Secondo le associazioni di categoria, l’obbligo di assicurazione per mezzi non destinati alla circolazione su strada comportava costi aggiuntivi non giustificati dal rischio, mettendo ulteriormente sotto pressione i bilanci delle imprese agricole.

La risposta del legislatore
L’emendamento approvato in Commissione cerca di ristabilire un equilibrio tra esigenze di tutela e sostenibilità economica, escludendo dall’obbligo le macchine agricole che non circolano su vie pubbliche ma mantenendo l’obbligo di una copertura volontaria per eventuali danni a terzi. In questo modo, spiegano fonti parlamentari, si evita che il venir meno dell’obbligo assicurativo possa trasformarsi in un vuoto di protezione per lavoratori o terzi coinvolti in incidenti.

Il ruolo di Fratelli d’Italia e il confronto in Parlamento
La senatrice Nocco, relatrice dell’emendamento, ha sottolineato che la misura è il frutto di un confronto con le associazioni agricole e risponde a un’esigenza concreta del settore. «L’obiettivo – ha spiegato – è alleggerire i costi per le aziende senza ridurre il livello di sicurezza e di tutela».

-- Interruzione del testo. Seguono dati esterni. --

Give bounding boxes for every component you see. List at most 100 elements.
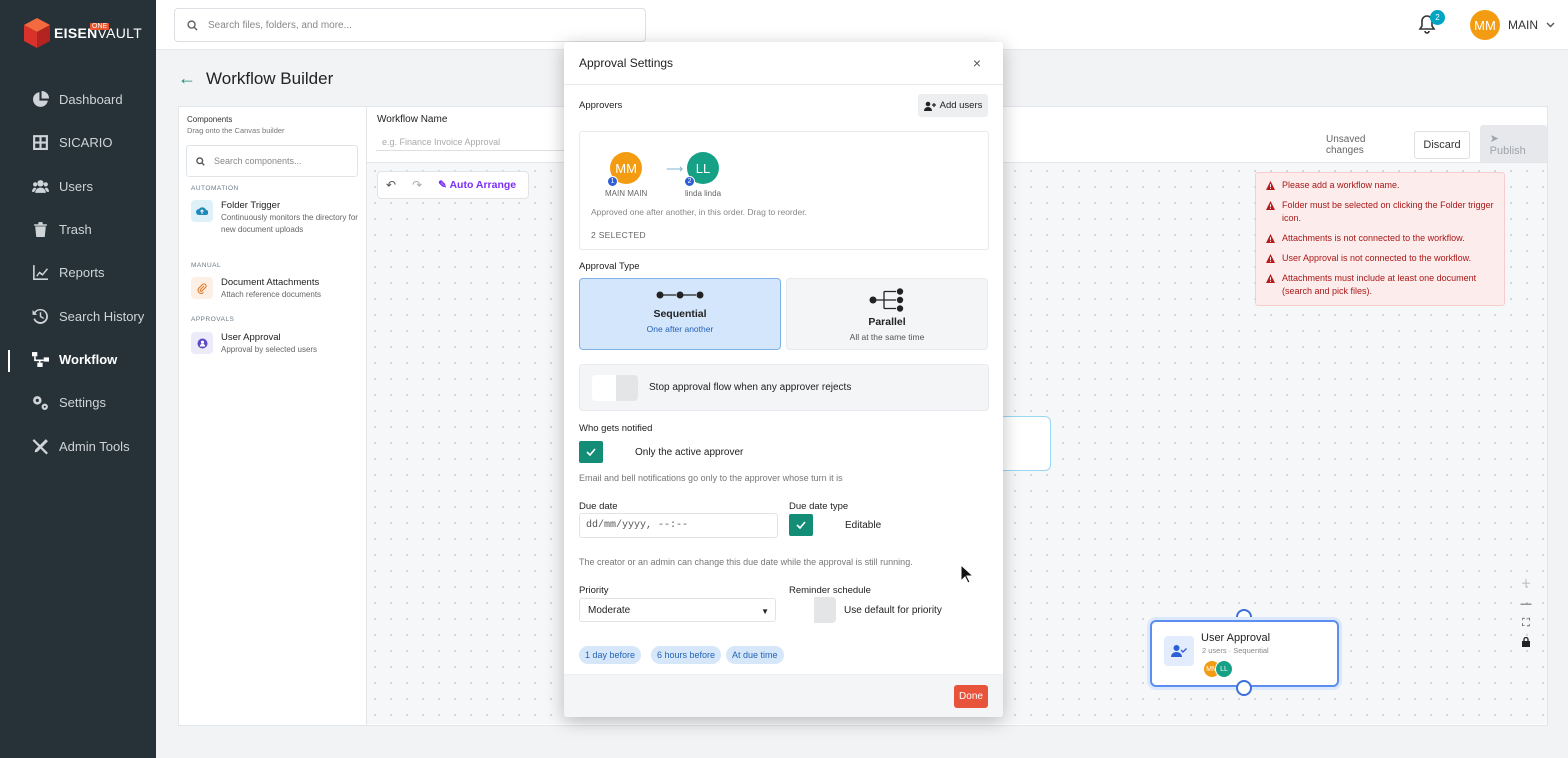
reminder-default-option[interactable]: Use default for priority: [789, 597, 942, 623]
type-title: Parallel: [868, 316, 906, 328]
sidebar-item-reports[interactable]: Reports: [0, 251, 156, 294]
page-title: Workflow Builder: [206, 68, 334, 88]
global-search-input[interactable]: Search files, folders, and more...: [174, 8, 646, 42]
due-date-label: Due date: [579, 501, 618, 512]
sidebar-item-users[interactable]: Users: [0, 165, 156, 208]
error-item: Please add a workflow name.: [1266, 179, 1498, 192]
workflow-name-label: Workflow Name: [377, 114, 448, 125]
user-approval-node[interactable]: User Approval 2 users · Sequential MM LL: [1150, 620, 1339, 687]
notification-badge: 2: [1430, 10, 1445, 25]
error-text: Please add a workflow name.: [1282, 180, 1400, 190]
checkmark-icon: [789, 514, 813, 536]
approver-chip[interactable]: MM 1 MAIN MAIN: [605, 152, 647, 198]
error-text: User Approval is not connected to the wo…: [1282, 253, 1472, 263]
priority-select[interactable]: Moderate ▼: [579, 598, 776, 622]
validation-errors: Please add a workflow name. Folder must …: [1255, 172, 1505, 306]
user-menu[interactable]: MM MAIN: [1470, 10, 1555, 40]
line-chart-icon: [33, 265, 48, 281]
component-search-input[interactable]: Search components...: [186, 145, 358, 177]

L’iniziativa ha trovato un sostegno trasversale nella Commissione, a testimonianza della volontà politica di favorire la competitività delle Pmi agricole e di ridurre gli oneri burocratici e assicurativi laddove non strettamente necessari.

Le ricadute per il settore agricolo

L’esonero dall’obbligo Rca per i mezzi che non escono dai campi rappresenta un alleggerimento dei costi fissi per migliaia di aziende agricole, soprattutto quelle di piccole dimensioni.

Le organizzazioni di categoria vedono in questa decisione un passo avanti verso una normativa più aderente alla realtà operativa delle imprese rurali, che spesso utilizzano macchine datate o di uso limitato e non destinate alla circolazione su strada.

I prossimi passaggi

Il provvedimento dovrà ora passare al vaglio dell’Aula di Palazzo Madama e successivamente della Camera dei deputati, dove sarà discusso insieme al resto del Ddl Pmi.

Per il governo, l’emendamento costituisce anche un segnale di attenzione verso un comparto che sta affrontando le sfide della transizione ecologica e della modernizzazione tecnologica, ma che rimane esposto alle oscillazioni dei costi e alle rigidità normative.

Un segnale al mondo agricolo
La mossa del Senato si inserisce in un più ampio tentativo di semplificazione delle regole per le Pmi. Nel settore agricolo, la riduzione degli oneri burocratici e assicurativi è considerata una condizione indispensabile per liberare risorse da destinare a investimenti in innovazione, sostenibilità e digitalizzazione.

Il confronto parlamentare resta aperto, ma l’approvazione dell’emendamento in Commissione viene interpretata come un primo passo verso un quadro normativo più equilibrato, in grado di coniugare sicurezza, tutela e competitività.